50 State Testamentary Capacity Project: Maine Testamentary Capacity Expert Definitions

In an effort to provide a better understanding for what testamentary capacity expert psychologists look for when forming opinions about whether the person had testamentary capacity in the execution of a will, trust, beneficiary designation, or other testamentary contractual document, I am highlighting the statutes, case law, and jury instructions specific to all 50 states. Each will be in its own blog post. Nineteenth up, Maine.

In re: Leonard, Me., 321 A.2d 486, 488 (1974)

A `disposing mind' involves the exercise of so much mind and memory as would enable a person to transact common and simple kinds of business with that intelligence which belongs to the weakest class of sound minds; and a disposing memory exists when one can recall the general nature, condition and extent of his property, and his relations to those to whom he gives, and also to those from whom he excludes, his bounty. He must have active memory enough to bring to his mind the nature and particulars of the business to be transacted, and mental power enough to appreciate them, and act with sense and judgment in regard to them. He must have sufficient capacity to comprehend the condition of his property, his relations to the persons who were or should have been the objects of his bounty, and the scope and bearing of the provisions of his will. He must have sufficient active memory to collect in his mind, without prompting, the particulars or elements of the business to be transacted, and to hold them in his mind a sufficient length of time to perceive at least their obvious relations to each other, and be able to form some rational judgment in relation to them, (citing Hall v. Perry, 87 Me. 569, 572, 33 A. 160, 161 (1895); Waning, Appellant, 151 Me. 239, 117 A.2d 347 (1955); MacVeagh, Appellant, 141 Me. 260, 42 A.2d 903 (1945); Martin, Appellant, 133 Me. 422, 179 A. 655 (1935); In Re Will of Loomis, 133 Me. 81, 174 A. 38 (1934)).

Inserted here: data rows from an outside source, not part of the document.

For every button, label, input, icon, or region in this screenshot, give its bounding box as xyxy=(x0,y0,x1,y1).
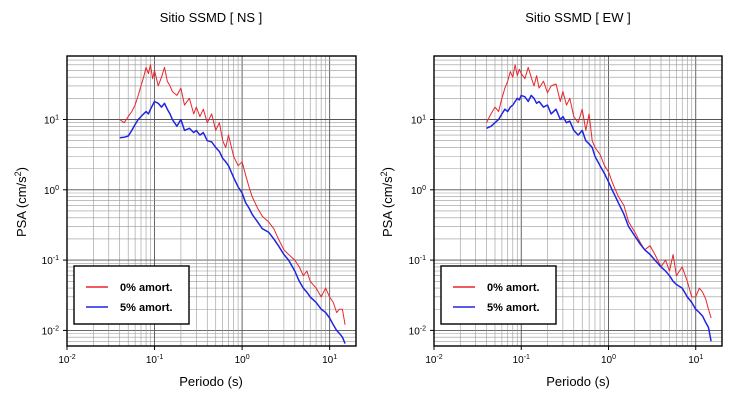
series-line-0 xyxy=(486,64,712,319)
plot-frame xyxy=(433,55,723,347)
x-tick-label: 10-1 xyxy=(146,354,163,366)
x-axis-ticks: 10-2 10-1 100 101 xyxy=(58,346,337,366)
series-line-1 xyxy=(119,100,346,344)
x-tick-label: 101 xyxy=(688,354,703,366)
legend-box xyxy=(73,265,190,325)
y-axis-ticks: 10-2 10-1 100 101 xyxy=(42,114,67,337)
y-tick-label: 10-1 xyxy=(409,255,426,267)
y-axis-ticks: 10-2 10-1 100 101 xyxy=(409,114,434,337)
x-axis-ticks: 10-2 10-1 100 101 xyxy=(425,346,703,366)
y-tick-label: 101 xyxy=(411,114,426,126)
series-group xyxy=(119,64,346,344)
legend-label-1: 5% amort. xyxy=(487,302,540,314)
legend: 0% amort. 5% amort. xyxy=(73,265,190,325)
y-tick-label: 10-1 xyxy=(42,255,59,267)
y-tick-label: 10-2 xyxy=(409,325,426,337)
x-tick-label: 101 xyxy=(322,354,337,366)
series-line-0 xyxy=(119,64,346,325)
chart-panel-ew: Sitio SSMD [ EW ] 10-2 10-1 100 101 10-210-… xyxy=(379,10,723,389)
series-group xyxy=(486,64,712,342)
x-tick-label: 10-1 xyxy=(513,354,530,366)
x-tick-label: 10-2 xyxy=(425,354,442,366)
legend-label-0: 0% amort. xyxy=(120,282,173,294)
y-axis-label: PSA (cm/s2) xyxy=(379,167,395,237)
plot-frame xyxy=(66,55,357,347)
legend-label-0: 0% amort. xyxy=(487,282,540,294)
chart-title: Sitio SSMD [ NS ] xyxy=(160,10,263,25)
chart-panel-ns: Sitio SSMD [ NS ] 10-2 10-1 100 101 10-210-… xyxy=(13,10,357,389)
y-tick-label: 100 xyxy=(411,185,426,197)
legend: 0% amort. 5% amort. xyxy=(440,265,557,325)
x-axis-label: Periodo (s) xyxy=(546,374,610,389)
x-tick-label: 100 xyxy=(235,354,250,366)
series-line-1 xyxy=(486,94,712,342)
x-tick-label: 100 xyxy=(601,354,616,366)
y-tick-label: 101 xyxy=(44,114,59,126)
legend-label-1: 5% amort. xyxy=(120,302,173,314)
y-tick-label: 100 xyxy=(44,185,59,197)
chart-title: Sitio SSMD [ EW ] xyxy=(525,10,630,25)
x-tick-label: 10-2 xyxy=(58,354,75,366)
x-axis-label: Periodo (s) xyxy=(179,374,243,389)
legend-box xyxy=(440,265,557,325)
y-tick-label: 10-2 xyxy=(42,325,59,337)
y-axis-label: PSA (cm/s2) xyxy=(13,167,29,237)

Evidence of a testator’s conduct, emotions, methods of thought, and the like, for a very considerable period before and after the execution of the will, is admissible to show his capacity at the moment of making the will. The evidence must be restricted to a reasonable time on either side of the execution of the will, (citing Waning, Appellant, 151 Me. at 252, 117 A.2d at 354).

 

Estate of Turf 435 A.2d 1087 (1981)

The proponent of a will must prove by a preponderance of the evidence the testator’s capacity to execute the will (citing In re: Leonard, Me., 321 A.2d 486, 488 (1974)).